Tom Davenport purported in the Harvard Business Review that we are "info-satisficing" - being satisfied with sacrificing quality. I have examined this "good enough" quandary in my own blog.
Are we sacrificing quality because there is just too much information in too many channels to possibly read let alone absorb? I still receive six print magazine subscriptions (I just can't move to nationalgeographic.com; I like the glossy photos) on top of my very active Google Reader account, Twitter stream, Facebook and YouTube channels I follow. I can't seem to get on any other social medium right now or my head will explode.
Because of weather conditions, I settled for Skyping family instead of traveling to see them over the holiday. Instead of scheduling my time around when Modern Family comes on, I go to Hulu and watch it at my leisure. I can't even find time to DVR the show!
I don't know if we are sacrificing quality or just fitting the medium and level of content to the time we have. Would I have preferred to see family in person for the holiday than on my LCD? Yes. But, Mother Nature had a different plan. I can control what I receive, what I subscribe to and what I read.

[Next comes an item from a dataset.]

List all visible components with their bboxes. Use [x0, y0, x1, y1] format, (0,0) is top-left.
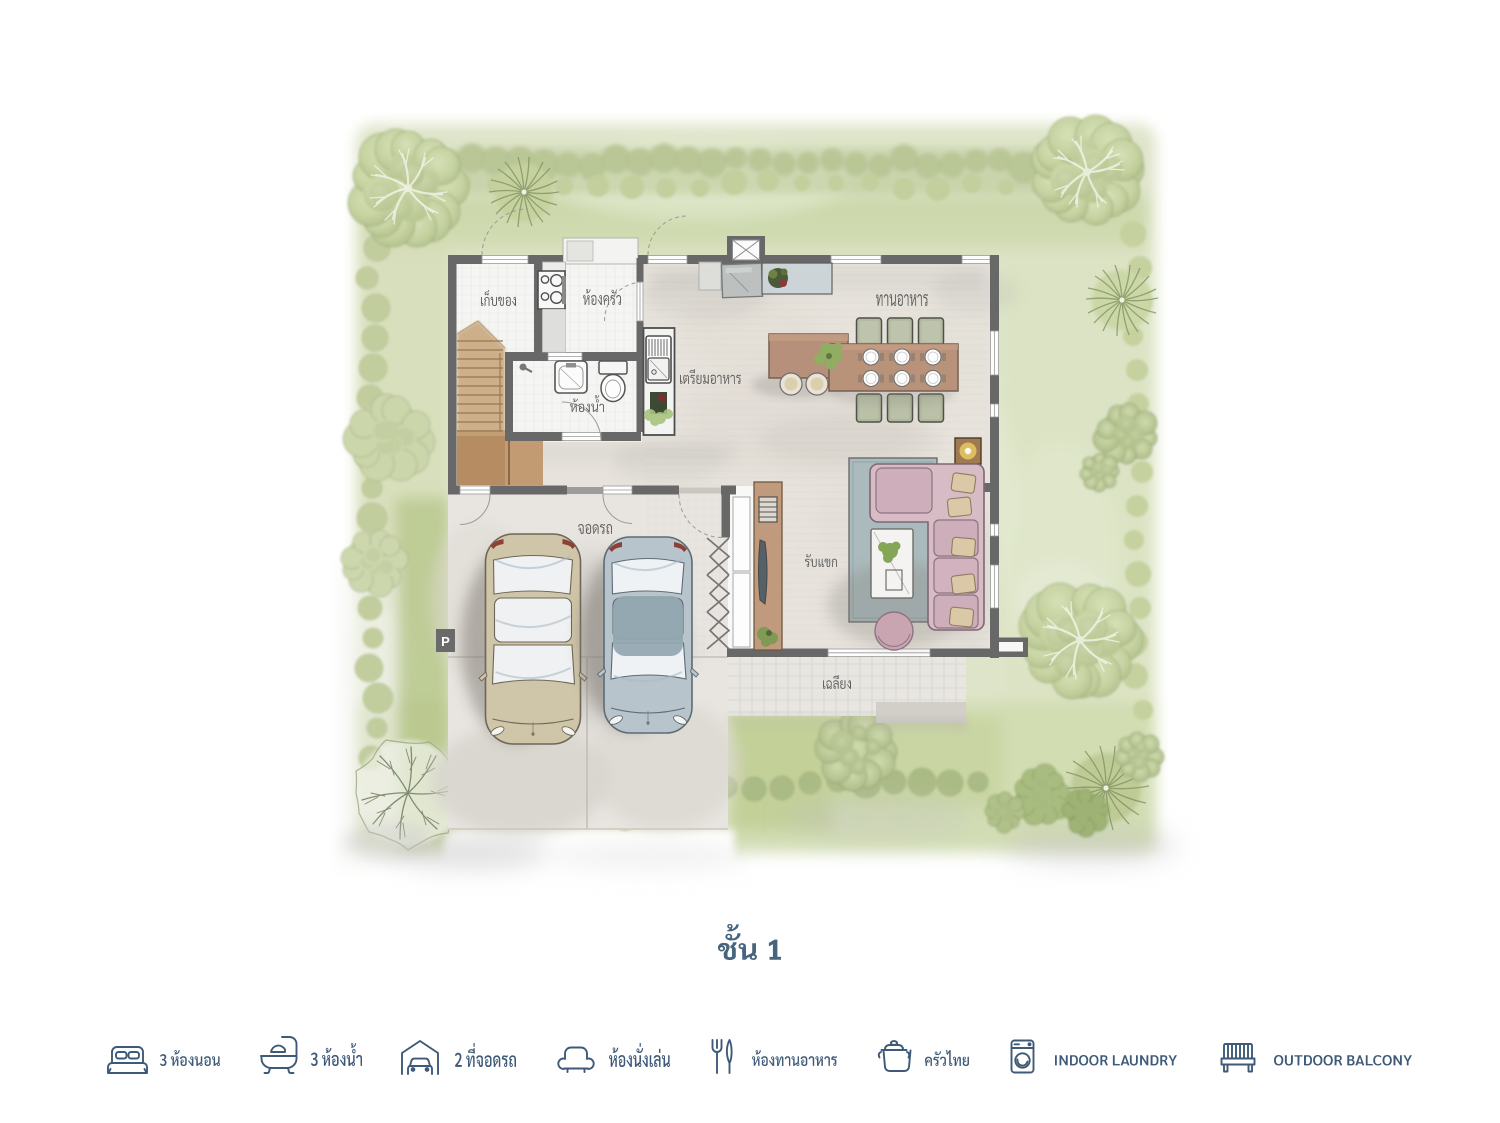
svg-text:P: P	[441, 634, 450, 649]
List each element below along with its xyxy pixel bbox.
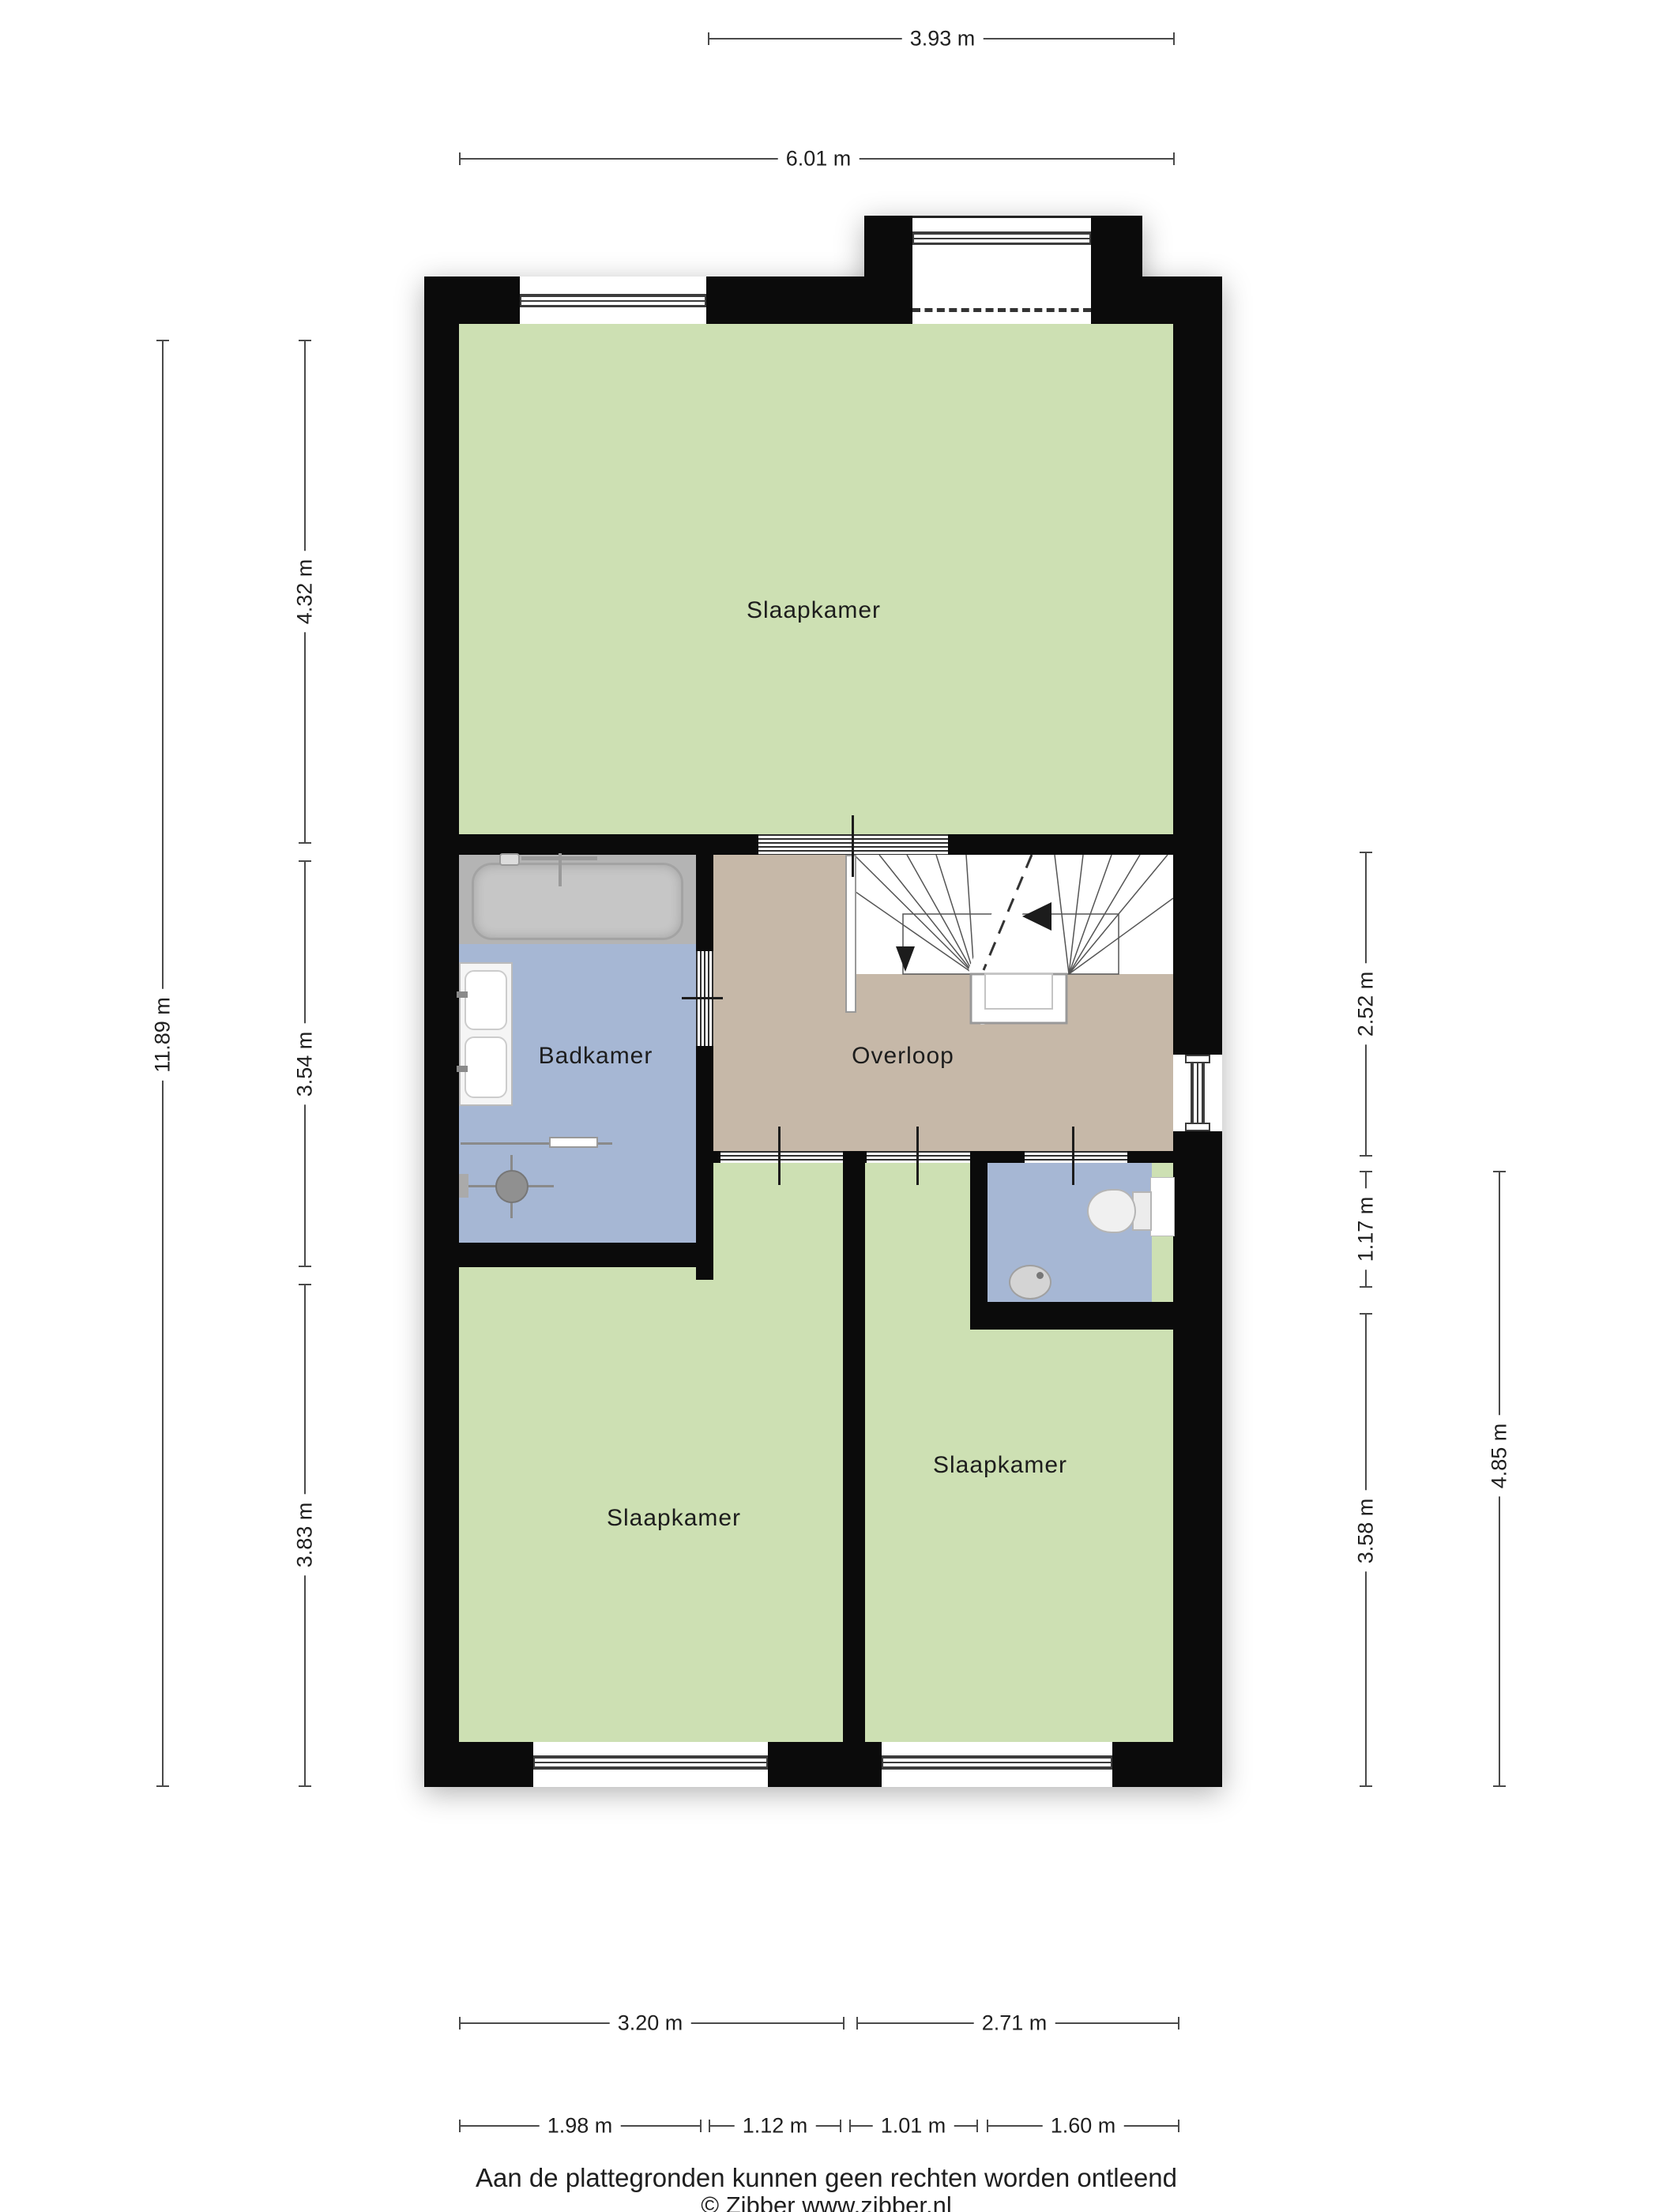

I used to feel under pressure to keep up on every medium but I don't anymore.
Information is widely available but we have the power to filter and do so in the easiest way ever...thanks to technology advances. So, are we getting what we need? Are we sacrificing quality? Are we "overloaded"?
The answer is probably "yes" but I find that I am more selective than I used to be when I entered the socialsphere. I don't accept every friend invite on Facebook. I don't follow 5,000 people on Twitter. I don't have RSS feeds from 500 blogs.
I pick and choose what I want carefully and I keep my six magazine subscriptions to ensure I have in-depth articles to not only spark an immediate thought in my brain but to have real, developed arguments and facts to consider. I still buy crime novels in paper because while Kindle is available, I'm not there yet. But, that's just me.